La signora Ersilia si voltò.

— Ridi alle mie spalle!

— Sì, poichè mi volti le medesime; ma a spese mie.

Antonietta ripigliò:

— Se avessi genio, nulla potrebbe trattenermi. Mi trattiene soltanto la coscienza della mia mediocrità.

— E una fissazione.

— Oh! zio, tu sai benissimo che è la verità. Me l’hai detto troppe volte. Ti ricordi quando recitai l’anno scorso in quella serata di beneficenza? Non fosti tu il primo a dirmi che ero una cagna, che non avevo nessuna attitudine? E avevi ragione; gli altri mi adulavano. E quando studiavo la musica, quando cantavo, quando mi provai a scrivere; ti ricordi?... Ti sento ancora ridere del mio canto; dei miei esercizi di piano, e dei miei versi... La mania dei Valmeroni: l’arte! E nessun ingegno. Avevi ragione; ora lo riconosco.

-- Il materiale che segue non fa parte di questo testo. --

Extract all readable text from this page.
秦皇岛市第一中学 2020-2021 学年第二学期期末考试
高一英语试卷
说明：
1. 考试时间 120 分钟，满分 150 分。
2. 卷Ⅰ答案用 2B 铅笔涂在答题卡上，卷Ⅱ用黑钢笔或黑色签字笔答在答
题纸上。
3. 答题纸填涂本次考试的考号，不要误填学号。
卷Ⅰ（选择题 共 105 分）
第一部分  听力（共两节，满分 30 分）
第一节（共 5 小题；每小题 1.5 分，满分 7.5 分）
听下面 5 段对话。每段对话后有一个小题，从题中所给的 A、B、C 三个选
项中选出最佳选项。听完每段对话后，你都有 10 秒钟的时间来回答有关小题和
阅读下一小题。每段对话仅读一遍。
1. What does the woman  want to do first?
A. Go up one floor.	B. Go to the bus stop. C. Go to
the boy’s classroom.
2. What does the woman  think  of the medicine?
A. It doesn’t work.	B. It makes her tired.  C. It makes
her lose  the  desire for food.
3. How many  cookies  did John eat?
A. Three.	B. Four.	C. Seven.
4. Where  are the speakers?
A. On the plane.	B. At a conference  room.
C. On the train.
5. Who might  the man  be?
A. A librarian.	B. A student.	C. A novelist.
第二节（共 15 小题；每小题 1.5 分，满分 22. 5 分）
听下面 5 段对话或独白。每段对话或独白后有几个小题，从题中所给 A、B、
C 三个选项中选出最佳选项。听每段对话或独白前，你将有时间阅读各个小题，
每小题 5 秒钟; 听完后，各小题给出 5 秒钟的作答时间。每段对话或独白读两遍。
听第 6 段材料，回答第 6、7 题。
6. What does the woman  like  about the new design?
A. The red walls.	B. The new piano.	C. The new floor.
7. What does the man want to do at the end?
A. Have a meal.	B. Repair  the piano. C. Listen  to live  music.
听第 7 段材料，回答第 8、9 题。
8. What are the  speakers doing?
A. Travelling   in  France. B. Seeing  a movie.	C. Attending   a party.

E siccome spero almeno di non essere pazza, ho rinunciato a tutte le mie velleità, a tutte!... — Ella parlava con calma, ma la sua voce profondamente triste rivelava un arcano dolore.

— Hai fatto bene — rispose l’avvocato serio. — Speriamo che un marito ti guarisca anche dalla malinconia.

La fanciulla scrollò il capo e non parlò più. Anche il Pagliardi ammutolì.